Quantum-control pioneers bag 2012 Nobel Prize for Physics
Oct 9, 2012 9 comments
The 2012 Nobel Prize for Physics has been awarded to Serge Haroche and David Wineland for their work on controlling quantum systems. The prize is worth SEK 8m (£750,000) and will be shared by the pair, who will receive their medals at a ceremony in Stockholm on 10 December.
According to the prize citation, Haroche and Wineland won "for ground-breaking experimental methods that enable measuring and manipulation of individual quantum systems".
Haroche is a French citizen and works at Collège de France in Paris. Wineland is a US citizen and works at the National Institute of Standards and Technology in Boulder, Colorado.
In a statement, the Royal Swedish Academy of Sciences said "Serge Haroche and David Wineland have independently invented and developed methods for measuring and manipulating individual particles while preserving their quantum-mechanical nature, in ways that were previously thought unattainable".
According to Nobel committee member Anne L'Huillier, the pair's work represents "the first tiny steps towards building a quantum computer".
Quantum-optics pioneer Alain Aspect of Laboratoire Charles Fabry in Paris told physicsworld.com "Observing, manipulating and controlling individual quantum systems has been a major breakthrough of the last few decades. Schrödinger doubted that it might ever be possible, but this year's laureates have done it."
Haroche was born 1944 in Casablanca, Morocco, and in 1971 gained a PhD from Université Pierre et Marie Curie in Paris. He shares half of the prize for developing a new field called cavity quantum electrodynamics (CQED) – whereby the properties of an atom are controlled by placing it in an optical or microwave cavity. Haroche focused on microwave experiments and turned the technique on its head – using CQED to control the properties of individual photons.

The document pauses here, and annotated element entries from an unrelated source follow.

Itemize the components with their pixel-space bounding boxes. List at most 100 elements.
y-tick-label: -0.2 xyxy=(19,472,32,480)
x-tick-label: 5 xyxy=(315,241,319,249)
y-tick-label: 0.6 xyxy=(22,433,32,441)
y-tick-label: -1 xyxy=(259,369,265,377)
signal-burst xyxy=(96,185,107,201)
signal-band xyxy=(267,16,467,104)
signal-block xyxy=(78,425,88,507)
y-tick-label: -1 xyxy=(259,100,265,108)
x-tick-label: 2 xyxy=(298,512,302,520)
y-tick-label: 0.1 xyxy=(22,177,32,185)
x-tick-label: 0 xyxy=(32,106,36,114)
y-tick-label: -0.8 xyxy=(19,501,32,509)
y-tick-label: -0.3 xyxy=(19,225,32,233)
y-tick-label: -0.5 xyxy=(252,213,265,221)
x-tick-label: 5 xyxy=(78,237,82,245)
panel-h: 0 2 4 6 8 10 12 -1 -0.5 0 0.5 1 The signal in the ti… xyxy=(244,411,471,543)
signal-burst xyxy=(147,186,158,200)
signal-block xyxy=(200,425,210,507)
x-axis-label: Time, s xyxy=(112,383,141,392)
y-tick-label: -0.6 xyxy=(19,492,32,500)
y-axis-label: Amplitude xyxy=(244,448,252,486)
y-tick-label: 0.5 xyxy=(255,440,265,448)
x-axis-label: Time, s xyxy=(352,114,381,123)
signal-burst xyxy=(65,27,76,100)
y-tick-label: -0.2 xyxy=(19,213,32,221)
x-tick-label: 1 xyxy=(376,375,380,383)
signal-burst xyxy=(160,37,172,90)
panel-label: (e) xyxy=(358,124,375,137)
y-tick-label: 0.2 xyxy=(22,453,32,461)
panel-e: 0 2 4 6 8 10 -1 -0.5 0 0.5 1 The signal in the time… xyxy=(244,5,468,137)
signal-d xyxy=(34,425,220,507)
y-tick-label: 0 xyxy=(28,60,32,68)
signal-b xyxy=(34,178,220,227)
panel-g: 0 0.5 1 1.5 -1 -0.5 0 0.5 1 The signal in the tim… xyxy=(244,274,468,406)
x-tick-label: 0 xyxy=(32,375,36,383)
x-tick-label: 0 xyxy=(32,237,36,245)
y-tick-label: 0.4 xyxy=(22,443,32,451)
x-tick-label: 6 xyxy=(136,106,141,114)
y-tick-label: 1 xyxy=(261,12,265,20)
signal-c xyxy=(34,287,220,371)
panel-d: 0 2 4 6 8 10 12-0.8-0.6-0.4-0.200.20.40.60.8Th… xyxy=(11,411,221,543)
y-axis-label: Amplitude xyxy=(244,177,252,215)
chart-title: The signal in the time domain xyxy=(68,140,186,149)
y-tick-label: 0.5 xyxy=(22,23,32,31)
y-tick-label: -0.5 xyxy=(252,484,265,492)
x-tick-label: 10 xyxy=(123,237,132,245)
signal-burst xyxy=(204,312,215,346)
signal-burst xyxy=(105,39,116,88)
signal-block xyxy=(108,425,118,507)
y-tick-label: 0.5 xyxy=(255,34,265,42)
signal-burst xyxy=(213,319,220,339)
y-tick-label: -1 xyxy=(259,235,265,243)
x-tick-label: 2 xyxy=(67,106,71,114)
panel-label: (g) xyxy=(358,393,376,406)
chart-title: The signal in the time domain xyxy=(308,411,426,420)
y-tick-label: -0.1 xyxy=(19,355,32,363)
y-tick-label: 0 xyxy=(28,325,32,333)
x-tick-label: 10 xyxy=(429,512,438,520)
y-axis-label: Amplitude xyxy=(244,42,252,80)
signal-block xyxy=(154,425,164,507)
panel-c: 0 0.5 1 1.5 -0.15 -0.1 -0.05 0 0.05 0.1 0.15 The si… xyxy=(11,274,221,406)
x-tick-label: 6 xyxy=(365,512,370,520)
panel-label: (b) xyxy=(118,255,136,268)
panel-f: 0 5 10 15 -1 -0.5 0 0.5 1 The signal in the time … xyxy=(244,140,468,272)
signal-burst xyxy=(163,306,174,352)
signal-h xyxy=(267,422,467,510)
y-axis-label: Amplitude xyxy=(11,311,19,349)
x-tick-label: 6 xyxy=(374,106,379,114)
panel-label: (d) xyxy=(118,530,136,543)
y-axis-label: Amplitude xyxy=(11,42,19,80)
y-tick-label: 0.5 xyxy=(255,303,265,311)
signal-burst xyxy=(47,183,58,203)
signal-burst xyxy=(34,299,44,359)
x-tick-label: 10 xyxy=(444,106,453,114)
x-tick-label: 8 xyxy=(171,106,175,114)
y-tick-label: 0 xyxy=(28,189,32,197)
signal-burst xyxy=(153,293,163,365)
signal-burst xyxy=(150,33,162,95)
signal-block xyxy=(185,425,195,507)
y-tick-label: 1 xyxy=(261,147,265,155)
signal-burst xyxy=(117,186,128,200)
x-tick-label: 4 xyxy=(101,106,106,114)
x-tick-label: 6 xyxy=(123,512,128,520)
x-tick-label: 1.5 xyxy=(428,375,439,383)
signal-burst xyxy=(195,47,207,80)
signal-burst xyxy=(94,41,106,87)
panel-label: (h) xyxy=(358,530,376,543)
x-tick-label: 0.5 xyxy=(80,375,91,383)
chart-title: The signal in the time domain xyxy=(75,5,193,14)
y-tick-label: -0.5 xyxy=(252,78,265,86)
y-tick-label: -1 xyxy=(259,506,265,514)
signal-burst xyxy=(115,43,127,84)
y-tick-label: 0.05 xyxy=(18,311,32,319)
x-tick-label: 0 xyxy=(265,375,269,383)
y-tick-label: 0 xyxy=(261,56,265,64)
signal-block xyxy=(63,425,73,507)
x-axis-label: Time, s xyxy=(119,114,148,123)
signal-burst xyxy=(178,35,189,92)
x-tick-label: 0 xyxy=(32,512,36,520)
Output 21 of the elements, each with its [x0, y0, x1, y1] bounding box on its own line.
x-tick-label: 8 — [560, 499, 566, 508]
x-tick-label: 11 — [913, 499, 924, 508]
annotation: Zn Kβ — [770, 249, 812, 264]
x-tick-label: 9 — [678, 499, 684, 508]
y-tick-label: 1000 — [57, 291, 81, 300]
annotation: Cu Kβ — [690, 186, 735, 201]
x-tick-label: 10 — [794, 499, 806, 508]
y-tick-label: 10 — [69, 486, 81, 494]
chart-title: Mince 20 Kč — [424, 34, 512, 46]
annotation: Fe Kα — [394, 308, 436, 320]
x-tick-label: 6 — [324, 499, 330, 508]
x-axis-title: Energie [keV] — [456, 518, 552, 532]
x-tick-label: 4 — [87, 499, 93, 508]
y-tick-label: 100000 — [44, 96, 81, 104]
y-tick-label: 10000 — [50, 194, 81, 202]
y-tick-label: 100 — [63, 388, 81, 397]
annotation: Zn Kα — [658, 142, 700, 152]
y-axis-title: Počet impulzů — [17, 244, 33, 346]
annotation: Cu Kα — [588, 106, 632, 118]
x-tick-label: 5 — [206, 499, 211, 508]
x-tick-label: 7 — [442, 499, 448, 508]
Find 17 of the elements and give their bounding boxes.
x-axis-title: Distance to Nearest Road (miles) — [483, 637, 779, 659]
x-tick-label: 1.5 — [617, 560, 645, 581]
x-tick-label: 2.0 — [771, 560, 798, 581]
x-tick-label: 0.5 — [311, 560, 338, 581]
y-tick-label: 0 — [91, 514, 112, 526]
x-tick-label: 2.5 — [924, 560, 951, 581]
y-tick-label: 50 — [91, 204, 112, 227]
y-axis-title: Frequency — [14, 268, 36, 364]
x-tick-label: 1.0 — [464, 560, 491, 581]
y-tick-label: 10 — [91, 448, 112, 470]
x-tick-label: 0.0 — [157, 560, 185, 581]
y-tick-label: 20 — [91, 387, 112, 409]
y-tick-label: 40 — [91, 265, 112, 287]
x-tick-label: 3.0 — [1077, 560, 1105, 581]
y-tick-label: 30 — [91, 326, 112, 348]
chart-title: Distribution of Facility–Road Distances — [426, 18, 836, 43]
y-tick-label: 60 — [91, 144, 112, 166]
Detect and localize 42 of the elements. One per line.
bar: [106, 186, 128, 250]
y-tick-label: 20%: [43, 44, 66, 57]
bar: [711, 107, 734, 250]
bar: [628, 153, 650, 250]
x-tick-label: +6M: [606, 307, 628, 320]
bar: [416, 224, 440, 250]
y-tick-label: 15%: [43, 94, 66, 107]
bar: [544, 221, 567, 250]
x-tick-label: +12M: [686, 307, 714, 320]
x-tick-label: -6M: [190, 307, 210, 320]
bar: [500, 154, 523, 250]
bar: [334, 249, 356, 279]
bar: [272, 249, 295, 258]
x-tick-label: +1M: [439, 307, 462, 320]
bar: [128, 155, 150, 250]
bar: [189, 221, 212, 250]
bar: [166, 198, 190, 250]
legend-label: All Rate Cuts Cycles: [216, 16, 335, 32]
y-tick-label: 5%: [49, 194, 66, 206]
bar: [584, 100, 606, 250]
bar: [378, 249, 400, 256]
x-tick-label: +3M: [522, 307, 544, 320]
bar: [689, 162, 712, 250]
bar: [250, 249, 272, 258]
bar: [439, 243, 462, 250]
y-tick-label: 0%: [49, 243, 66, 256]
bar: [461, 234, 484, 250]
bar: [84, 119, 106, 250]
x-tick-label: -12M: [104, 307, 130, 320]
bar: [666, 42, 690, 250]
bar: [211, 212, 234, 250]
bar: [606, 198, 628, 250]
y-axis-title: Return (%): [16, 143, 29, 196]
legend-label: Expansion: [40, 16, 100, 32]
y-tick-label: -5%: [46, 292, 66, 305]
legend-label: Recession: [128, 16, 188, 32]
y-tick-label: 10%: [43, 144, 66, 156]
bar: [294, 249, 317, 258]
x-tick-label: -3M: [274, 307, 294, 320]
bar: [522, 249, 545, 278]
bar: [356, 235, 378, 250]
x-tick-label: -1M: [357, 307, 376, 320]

In a series of ground-breaking experiments, Haroche used CQED to realize Schrödinger's famous cat experiment in which a system is in a superposition of two very different quantum states until a measurement is made on the system. Such states are extremely fragile, and the techniques developed to create and measure CQED states are now being applied to the development of quantum computers.
Had to sit down
In a telephone interview with Swedish journalists shortly after the announcement was made, Haroche said that he knew that he had won the prize when his mobile phone rang this morning as he was out walking and a Swedish number was on the display. "I sat down on a bench before I answered," he said. Although Haroche knew that he was in the running for the prize, he was overwhelmed upon hearing the news. He said that he will enjoy a glass of champagne at lunch with family and friends then "go back to the office to celebrate with colleagues".
Haroche also said that he was "glad to share the prize with Dave Wineland – he is a fantastic physicist and to be in his company is certainly a great pleasure for me and a great recognition".
Wineland returned the compliment by saying, "[Haroche] and I have been friends for a long time, so it’s nice to share it with him".
Master of ion control
David Wineland was born in 1944 in Milwaukee, Wisconsin, and received his PhD in 1970 from Harvard University. As well as being Group Leader and NIST Fellow at the National Institute of Standards and Technology, he also has an appointment with the University of Colorado at Boulder.
Wineland bagged his half of the Nobel for his ground-breaking work on the quantum control of ions. One of his many achievements was the creation and transfer of a single ion in a Schrödinger’s cat state using trapping techniques developed at NIST. Ion traps are created in ultrahigh vacuum using carefully controlled electric fields and a trap can hold just one ion or several in a row.
Ions vibrate as they are held in a trap, and this vibrational energy must be removed in order to cool the ion to its lowest energy state. To achieve this cooling, Wineland developed a laser-based technique to remove quanta of vibrational energy from ions. This "sideband" technique of cooling can also be used to put an ion into a superposition of states – including a Schrödinger's cat state.
Wineland has also used ion-control techniques to develop extremely accurate optical clocks, as well as circuits for quantum computers.
Groundwork for quantum information
Rainer Blatt of the University of Innsbruck in Austria does experiments in both CQED and ion trapping, and he told physicsworld.com that the Nobel committee chose well in awarding the prize to Haroche and Wineland. Blatt points out that the pair developed similar quantum-control techniques for use on different physical systems – techniques that have laid the groundwork for many of today's nascent quantum-information systems.
Blatt cites Wineland's 2008 development of "quantum-logic spectroscopy" – which allows a single ion to be used as an optical clock – as an important application of the control techniques, along with the creation in 2009 of a small-scale device that performs all the functions required in large-scale ion-based quantum processing.
Haroche's work provides a framework for controlling the interaction between a single atom and a single photon – something that Blatt says is currently being used to develop ways of exchanging quantum information between atoms and photons. This could allow physicists to create quantum computers in which data are stored in stationary quantum bits (qubits) based on atoms, which are relatively stable over long periods of time. Data could then be transmitted between atoms using photons, which can preserve their quantum information while travelling relatively large distances.